Discussion in 'Trading' started by ShoeshineBoy, Jul 29, 2008.

  1. The last ten years have been great for trading in many ways. Places like IB have opened the doors for the small guy to get instant and powerful access to the exchanges. The barriers to entry fell like the Berlin Wall and we all thought we were in trading Nirvana.

    Well, the pendulum appears to be swinging back quickly. The big boys no longer want open markets apparently. There have been several threads on et discussing Dark Pools. But there are estimates that up to 50% of the market trades may be completely hidden from the public and executed through these dark pools in just a few years.

    This link


    discusses how rapidly these dark pools are growing

    "This is something the stock exchanges don’t want to see because it strips them of order execution revenue. Which is why they’re getting into the game, too. At the present time, the Nasdaq (NDAQ) alone shunts some 18% of its volume - or roughly 350 million shares a day - through what insiders euphemistically refer to as its "non-displayed platforms," and also has struck a deal with five unnamed Dark Pool operators that are rumored to route nearly half of the total Dark-Pool volume in the United States today.

    NYSE Euronext (NYX) plans to connect up to 30 such pools, so don’t think for a New York minute that this isn’t a global phenomenon - Dark Pools exist all around the globe.

    We’re still in the early days of this movement. That means there are still lots of things to be worked out from a technical standpoint. For instance, there’s very little in the way of proprietary software that enables any Dark Pool operators to "talk" with their competition.

    But we think that’s going to change in a real hurry in the next few years, when as much as 50% of all U.S. trading volume will be handled by "Dark Pool Alliances.""

    So forgot the volume you're seeing on your charts! And quit thinking that all your backtesting will do you any good. Everything is changing and probably for the worse. Consider these impacts from the above link:

    "First, as more volume moves to the so-called Dark Pools, the very notion of what constitutes "public pricing" becomes suspect. Practically speaking, if we’re seeing only 50% of the trading volume in a given stock, who’s to say that the pricing we’re seeing is accurate if the other half remains a mystery.

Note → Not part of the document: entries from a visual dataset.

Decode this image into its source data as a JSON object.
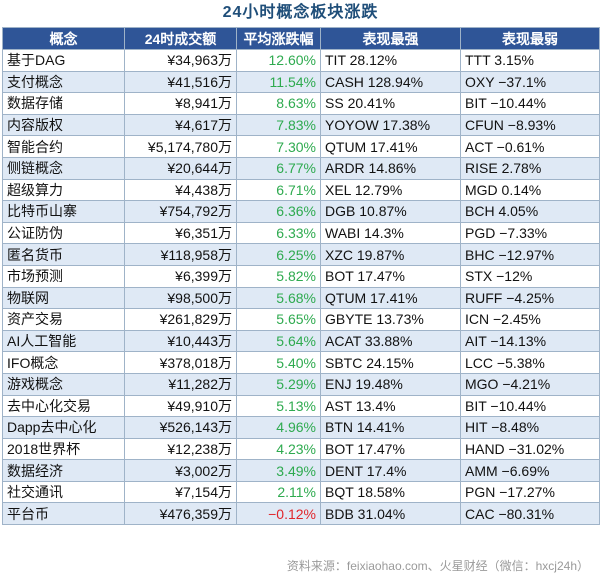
{
  "title": "24小时概念板块涨跌",
  "columns": [
    "概念",
    "24时成交额",
    "平均涨跌幅",
    "表现最强",
    "表现最弱"
  ],
  "rows": [
    {
      "name": "基于DAG",
      "volume": "¥34,963万",
      "avg": "12.60%",
      "best": "TIT 28.12%",
      "worst": "TTT 3.15%"
    },
    {
      "name": "支付概念",
      "volume": "¥41,516万",
      "avg": "11.54%",
      "best": "CASH 128.94%",
      "worst": "OXY −37.1%"
    },
    {
      "name": "数据存储",
      "volume": "¥8,941万",
      "avg": "8.63%",
      "best": "SS 20.41%",
      "worst": "BIT −10.44%"
    },
    {
      "name": "内容版权",
      "volume": "¥4,617万",
      "avg": "7.83%",
      "best": "YOYOW 17.38%",
      "worst": "CFUN −8.93%"
    },
    {
      "name": "智能合约",
      "volume": "¥5,174,780万",
      "avg": "7.30%",
      "best": "QTUM 17.41%",
      "worst": "ACT −0.61%"
    },
    {
      "name": "侧链概念",
      "volume": "¥20,644万",
      "avg": "6.77%",
      "best": "ARDR 14.86%",
      "worst": "RISE 2.78%"
    },
    {
      "name": "超级算力",
      "volume": "¥4,438万",
      "avg": "6.71%",
      "best": "XEL 12.79%",
      "worst": "MGD 0.14%"
    },
    {
      "name": "比特币山寨",
      "volume": "¥754,792万",
      "avg": "6.36%",
      "best": "DGB 10.87%",
      "worst": "BCH 4.05%"
    },
    {
      "name": "公证防伪",
      "volume": "¥6,351万",
      "avg": "6.33%",
      "best": "WABI 14.3%",
      "worst": "PGD −7.33%"
    },
    {
      "name": "匿名货币",
      "volume": "¥118,958万",
      "avg": "6.25%",
      "best": "XZC 19.87%",
      "worst": "BHC −12.97%"
    },
    {
      "name": "市场预测",
      "volume": "¥6,399万",
      "avg": "5.82%",
      "best": "BOT 17.47%",
      "worst": "STX −12%"
    },
    {
      "name": "物联网",
      "volume": "¥98,500万",
      "avg": "5.68%",
      "best": "QTUM 17.41%",
      "worst": "RUFF −4.25%"
    },
    {
      "name": "资产交易",
      "volume": "¥261,829万",
      "avg": "5.65%",
      "best": "GBYTE 13.73%",
      "worst": "ICN −2.45%"
    },
    {
      "name": "AI人工智能",
      "volume": "¥10,443万",
      "avg": "5.64%",
      "best": "ACAT 33.88%",
      "worst": "AIT −14.13%"
    },
    {
      "name": "IFO概念",
      "volume": "¥378,018万",
      "avg": "5.40%",
      "best": "SBTC 24.15%",
      "worst": "LCC −5.38%"
    },
    {
      "name": "游戏概念",
      "volume": "¥11,282万",
      "avg": "5.29%",
      "best": "ENJ 19.48%",
      "worst": "MGO −4.21%"
    },
    {
      "name": "去中心化交易",
      "volume": "¥49,910万",
      "avg": "5.13%",
      "best": "AST 13.4%",
      "worst": "BIT −10.44%"
    },
    {
      "name": "Dapp去中心化",
      "volume": "¥526,143万",
      "avg": "4.96%",
      "best": "BTN 14.41%",
      "worst": "HIT −8.48%"
    },
    {
      "name": "2018世界杯",
      "volume": "¥12,238万",
      "avg": "4.23%",
      "best": "BOT 17.47%",
      "worst": "HAND −31.02%"
    },
    {
      "name": "数据经济",
      "volume": "¥3,002万",
      "avg": "3.49%",
      "best": "DENT 17.4%",
      "worst": "AMM −6.69%"
    },
    {
      "name": "社交通讯",
      "volume": "¥7,154万",
      "avg": "2.11%",
      "best": "BQT 18.58%",
      "worst": "PGN −17.27%"
    },
    {
      "name": "平台币",
      "volume": "¥476,359万",
      "avg": "−0.12%",
      "best": "BDB 31.04%",
      "worst": "CAC −80.31%"
    }
  ],
  "colors": {
    "header_bg": "#2f5597",
    "stripe": "#dfe9f5",
    "up": "#2eaa4f",
    "down": "#e0262b",
    "title": "#1f4e79"
  },
  "footer": "资料来源：feixiaohao.com、火星财经（微信：hxcj24h）"
}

    Second, the small- and mid-cap stocks that for so long have been the domain of smaller investors will likely become harder to trade. The reason: Dark Pools will absorb the liquidity that’s presently out in the open, just as a "black hole" in outer space sucks in all the matter that’s nearby. The net effect could be that smaller transactions become more inefficient, or that public pricing actually disconnects from private pricing. Either way, individual investors may not get the best possible prices."

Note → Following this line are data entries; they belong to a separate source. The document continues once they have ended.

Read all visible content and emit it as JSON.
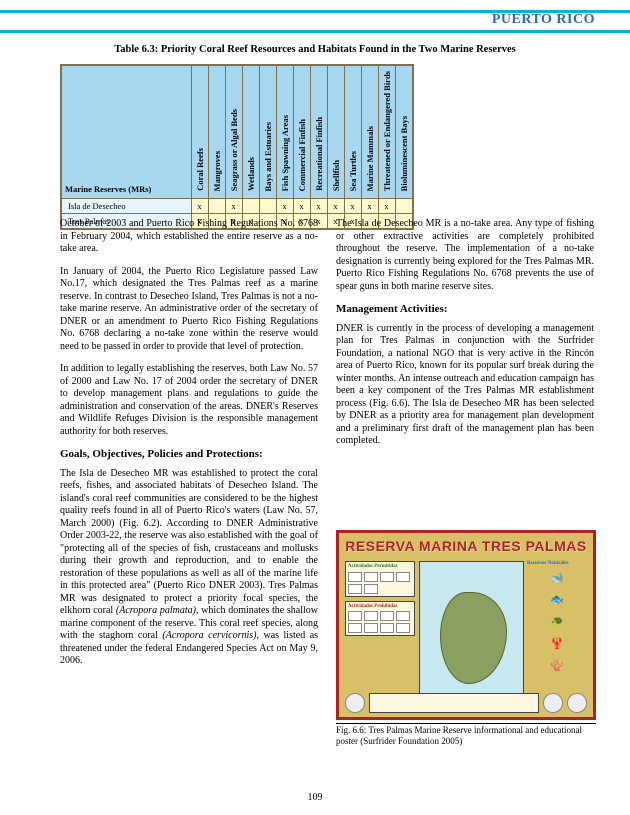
{
  "header": {
    "title": "PUERTO RICO"
  },
  "table": {
    "caption": "Table 6.3: Priority Coral Reef Resources and Habitats Found in the Two Marine Reserves",
    "mr_header": "Marine Reserves (MRs)",
    "columns": [
      "Coral Reefs",
      "Mangroves",
      "Seagrass or Algal Beds",
      "Wetlands",
      "Bays and Estuaries",
      "Fish Spawning Areas",
      "Commercial Finfish",
      "Recreational Finfish",
      "Shellfish",
      "Sea Turtles",
      "Marine Mammals",
      "Threatened or Endangered Birds",
      "Bioluminescent Bays"
    ],
    "rows": [
      {
        "label": "Isla de Desecheo",
        "cells": [
          "x",
          "",
          "x",
          "",
          "",
          "x",
          "x",
          "x",
          "x",
          "x",
          "x",
          "x",
          ""
        ]
      },
      {
        "label": "Tres Palmas",
        "cells": [
          "x",
          "",
          "x",
          "x",
          "",
          "x",
          "x",
          "x",
          "x",
          "x",
          "",
          "",
          ""
        ]
      }
    ]
  },
  "left_col": {
    "p1": "October of 2003 and Puerto Rico Fishing Regulations No. 6768 in February 2004, which established the entire reserve as a no-take area.",
    "p2": "In January of 2004, the Puerto Rico Legislature passed Law No.17, which designated the Tres Palmas reef as a marine reserve.  In contrast to Desecheo Island, Tres Palmas is not a no-take marine reserve.  An administrative order of the secretary of DNER or an amendment to Puerto Rico Fishing Regulations No. 6768 declaring a no-take zone within the reserve would need to be passed in order to provide that level of protection.",
    "p3": "In addition to legally establishing the reserves, both Law No. 57 of 2000 and Law No. 17 of 2004 order the secretary of DNER to develop management plans and regulations to guide the administration and conservation of the areas.  DNER's Reserves and Wildlife Refuges Division is the responsible management authority for both reserves.",
    "sec1": "Goals, Objectives, Policies and Protections:",
    "p4a": "The Isla de Desecheo MR was established to protect the coral reefs, fishes, and associated habitats of Desecheo Island.  The island's coral reef communities are considered to be the highest quality reefs found in all of Puerto Rico's waters (Law No. 57, March 2000) (Fig. 6.2).  According to DNER Administrative Order 2003-22, the reserve was also established with the goal of \"protecting all of the species of fish, crustaceans and mollusks during their growth and reproduction, and to enable the restoration of these populations as well as all of the marine life in this protected area\" (Puerto Rico DNER 2003).  Tres Palmas MR was designated to protect a priority focal species, the elkhorn coral ",
    "p4b": "(Acropora palmata)",
    "p4c": ", which dominates the shallow marine component of the reserve.  This coral reef species, along with the staghorn coral ",
    "p4d": "(Acropora cervicornis)",
    "p4e": ", was listed as threatened under the federal Endangered Species Act on May 9, 2006."
  },
  "right_col": {
    "p1": "The Isla de Desecheo MR is a no-take area.  Any type of fishing or other extractive activities are completely prohibited throughout the reserve.  The implementation of a no-take designation is currently being explored for the Tres Palmas MR.  Puerto Rico Fishing Regulations No. 6768 prevents the use of spear guns in both marine reserve sites.",
    "sec1": "Management Activities:",
    "p2": "DNER is currently in the process of developing a management plan for Tres Palmas in conjunction with the Surfrider Foundation, a national NGO that is very active in the Rincón area of Puerto Rico, known for its popular surf break during the winter months.  An intense outreach and education campaign has been a key component of the Tres Palmas MR establishment process (Fig. 6.6).   The Isla de Desecheo MR has been selected by DNER as a priority area for management plan development and a preliminary first draft of the management plan has been completed."
  },
  "figure": {
    "poster_title": "RESERVA MARINA TRES PALMAS",
    "left_perm": "Actividades Permitidas",
    "left_proh": "Actividades Prohibidas",
    "right_head": "Recursos Naturales",
    "caption": "Fig. 6.6: Tres Palmas Marine Reserve informational and educational poster (Surfrider Foundation 2005)"
  },
  "page_number": "109"
}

    So are we doomed? Are all us little guys going to be squeezed out?
  2. Well now....

    Captive "public markets " ?

    Even a politician may understand this is not cool....

    But here again.....
  3. Who cares. Do these clowns really think were going back to booming asset markets anytime soon?

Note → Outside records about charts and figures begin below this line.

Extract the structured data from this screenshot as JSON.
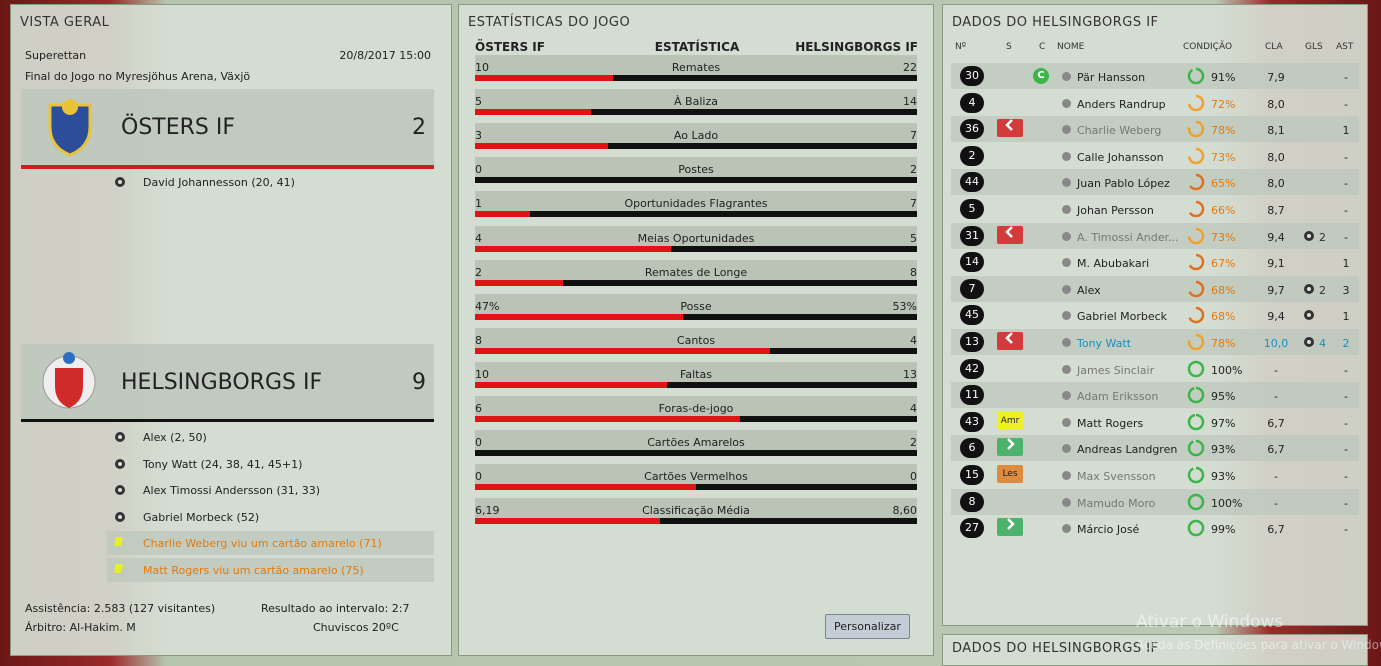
{
  "overview": {
    "title": "VISTA GERAL",
    "competition": "Superettan",
    "datetime": "20/8/2017 15:00",
    "venue": "Final do Jogo no Myresjöhus Arena, Växjö",
    "home": {
      "name": "ÖSTERS IF",
      "score": 2,
      "goals": [
        "David Johannesson (20, 41)"
      ]
    },
    "away": {
      "name": "HELSINGBORGS IF",
      "score": 9,
      "goals": [
        "Alex (2, 50)",
        "Tony Watt (24, 38, 41, 45+1)",
        "Alex Timossi Andersson (31, 33)",
        "Gabriel Morbeck (52)"
      ],
      "cards": [
        "Charlie Weberg viu um cartão amarelo (71)",
        "Matt Rogers viu um cartão amarelo (75)"
      ]
    },
    "attendance": "Assistência: 2.583 (127 visitantes)",
    "halftime": "Resultado ao intervalo: 2:7",
    "referee": "Árbitro: Al-Hakim. M",
    "weather": "Chuviscos 20ºC"
  },
  "stats": {
    "title": "ESTATÍSTICAS DO JOGO",
    "headers": [
      "ÖSTERS IF",
      "ESTATÍSTICA",
      "HELSINGBORGS IF"
    ],
    "rows": [
      {
        "home": 10,
        "label": "Remates",
        "away": 22
      },
      {
        "home": 5,
        "label": "À Baliza",
        "away": 14
      },
      {
        "home": 3,
        "label": "Ao Lado",
        "away": 7
      },
      {
        "home": 0,
        "label": "Postes",
        "away": 2
      },
      {
        "home": 1,
        "label": "Oportunidades Flagrantes",
        "away": 7
      },
      {
        "home": 4,
        "label": "Meias Oportunidades",
        "away": 5
      },
      {
        "home": 2,
        "label": "Remates de Longe",
        "away": 8
      },
      {
        "home": {
          "value": 47,
          "label": "47%"
        },
        "label": "Posse",
        "away": {
          "value": 53,
          "label": "53%"
        }
      },
      {
        "home": 8,
        "label": "Cantos",
        "away": 4
      },
      {
        "home": 10,
        "label": "Faltas",
        "away": 13
      },
      {
        "home": 6,
        "label": "Foras-de-jogo",
        "away": 4
      },
      {
        "home": 0,
        "label": "Cartões Amarelos",
        "away": 2
      },
      {
        "home": 0,
        "label": "Cartões Vermelhos",
        "away": 0
      },
      {
        "home": {
          "value": 6.19,
          "label": "6,19"
        },
        "label": "Classificação Média",
        "away": {
          "value": 8.6,
          "label": "8,60"
        }
      }
    ],
    "button": "Personalizar"
  },
  "players": {
    "title": "DADOS DO HELSINGBORGS IF",
    "columns": [
      "Nº",
      "S",
      "C",
      "NOME",
      "CONDIÇÃO",
      "CLA",
      "GLS",
      "AST"
    ],
    "captain_label": "C",
    "rows": [
      {
        "number": 30,
        "captain": true,
        "name": "Pär Hansson",
        "condition": {
          "value": 91,
          "label": "91%"
        },
        "rating": "7,9",
        "assists": "-"
      },
      {
        "number": 4,
        "name": "Anders Randrup",
        "condition": {
          "value": 72,
          "label": "72%"
        },
        "rating": "8,0",
        "assists": "-"
      },
      {
        "number": 36,
        "sub": "out",
        "dim": true,
        "name": "Charlie Weberg",
        "condition": {
          "value": 78,
          "label": "78%"
        },
        "rating": "8,1",
        "assists": 1
      },
      {
        "number": 2,
        "name": "Calle Johansson",
        "condition": {
          "value": 73,
          "label": "73%"
        },
        "rating": "8,0",
        "assists": "-"
      },
      {
        "number": 44,
        "name": "Juan Pablo López",
        "condition": {
          "value": 65,
          "label": "65%"
        },
        "rating": "8,0",
        "assists": "-"
      },
      {
        "number": 5,
        "name": "Johan Persson",
        "condition": {
          "value": 66,
          "label": "66%"
        },
        "rating": "8,7",
        "assists": "-"
      },
      {
        "number": 31,
        "sub": "out",
        "dim": true,
        "name": "A. Timossi Ander...",
        "condition": {
          "value": 73,
          "label": "73%"
        },
        "rating": "9,4",
        "goal_icon": true,
        "goals": 2,
        "assists": "-"
      },
      {
        "number": 14,
        "name": "M. Abubakari",
        "condition": {
          "value": 67,
          "label": "67%"
        },
        "rating": "9,1",
        "assists": 1
      },
      {
        "number": 7,
        "name": "Alex",
        "condition": {
          "value": 68,
          "label": "68%"
        },
        "rating": "9,7",
        "goal_icon": true,
        "goals": 2,
        "assists": 3
      },
      {
        "number": 45,
        "name": "Gabriel Morbeck",
        "condition": {
          "value": 68,
          "label": "68%"
        },
        "rating": "9,4",
        "goal_icon": true,
        "assists": 1
      },
      {
        "number": 13,
        "sub": "out",
        "highlight": true,
        "name": "Tony Watt",
        "condition": {
          "value": 78,
          "label": "78%"
        },
        "rating": "10,0",
        "goal_icon": true,
        "goals": 4,
        "assists": 2
      },
      {
        "number": 42,
        "dim": true,
        "name": "James Sinclair",
        "condition": {
          "value": 100,
          "label": "100%"
        },
        "rating": "-",
        "assists": "-"
      },
      {
        "number": 11,
        "dim": true,
        "name": "Adam Eriksson",
        "condition": {
          "value": 95,
          "label": "95%"
        },
        "rating": "-",
        "assists": "-"
      },
      {
        "number": 43,
        "badge": "Amr",
        "name": "Matt Rogers",
        "condition": {
          "value": 97,
          "label": "97%"
        },
        "rating": "6,7",
        "assists": "-"
      },
      {
        "number": 6,
        "sub": "in",
        "name": "Andreas Landgren",
        "condition": {
          "value": 93,
          "label": "93%"
        },
        "rating": "6,7",
        "assists": "-"
      },
      {
        "number": 15,
        "badge": "Les",
        "dim": true,
        "name": "Max Svensson",
        "condition": {
          "value": 93,
          "label": "93%"
        },
        "rating": "-",
        "assists": "-"
      },
      {
        "number": 8,
        "dim": true,
        "name": "Mamudo Moro",
        "condition": {
          "value": 100,
          "label": "100%"
        },
        "rating": "-",
        "assists": "-"
      },
      {
        "number": 27,
        "sub": "in",
        "name": "Márcio José",
        "condition": {
          "value": 99,
          "label": "99%"
        },
        "rating": "6,7",
        "assists": "-"
      }
    ]
  },
  "lower_panel": {
    "title": "DADOS DO HELSINGBORGS IF"
  },
  "watermark": {
    "title": "Ativar o Windows",
    "text": "Aceda às Definições para ativar o Windows."
  }
}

    They'll dump a zillion dollars into this crap and in five years the sp will be sitting at 500 and trading volume will be half of what it was now.
  4. Dark pools are bad for the free market or open market system.

    If those sellers are so paranoid that the price or volume that they advertise would crash the price. they will have no bids.

    if i know the seller is desparate to sell the bids would disappear and you'll get a bigger price crash.

    if buyers and sellers have no confidence that the pricing or market is fair and orderly you'll get less participation or liquidity.

    a market without liquidity or open information will crash.

  5. market makers won't participate in the open market for the shares.

    if some transactions are not listed or known.

    information is valuable in the market.

    hidden price, hidden identity of transacdtions...just shut down the publicly listed market and get delisted.

  6. public market displays no volume

    but in the backroom or dark pool you have 1,000,000 shares sold. or covered or downtick.

    you'll get more volatility..like 25% min. spread on stocks.

  7. if mr. market is fooled he'll just have bigger 450% spreads and no volume. you might as well delist the stock from the exchanges.

    as price and volume of transactions is not known

  8. 50 % in a few years and what are present estimates ?
  9. 50% spread intra-day.

  10. C'mon guys - give me a break.

    Where I come from, inefficient pricing = opportunity for traders.

    Either way - Reg NMS still exists, which means that if a print is going to occur on one of these dark pools, the pool still has to ensure that there is not a better price available elsewhere. If there is, they have to take that liquidity first.

    No matter what happens in the future, one thing I'm sure of is there will be plenty of opportunity for those willing and able to adapt.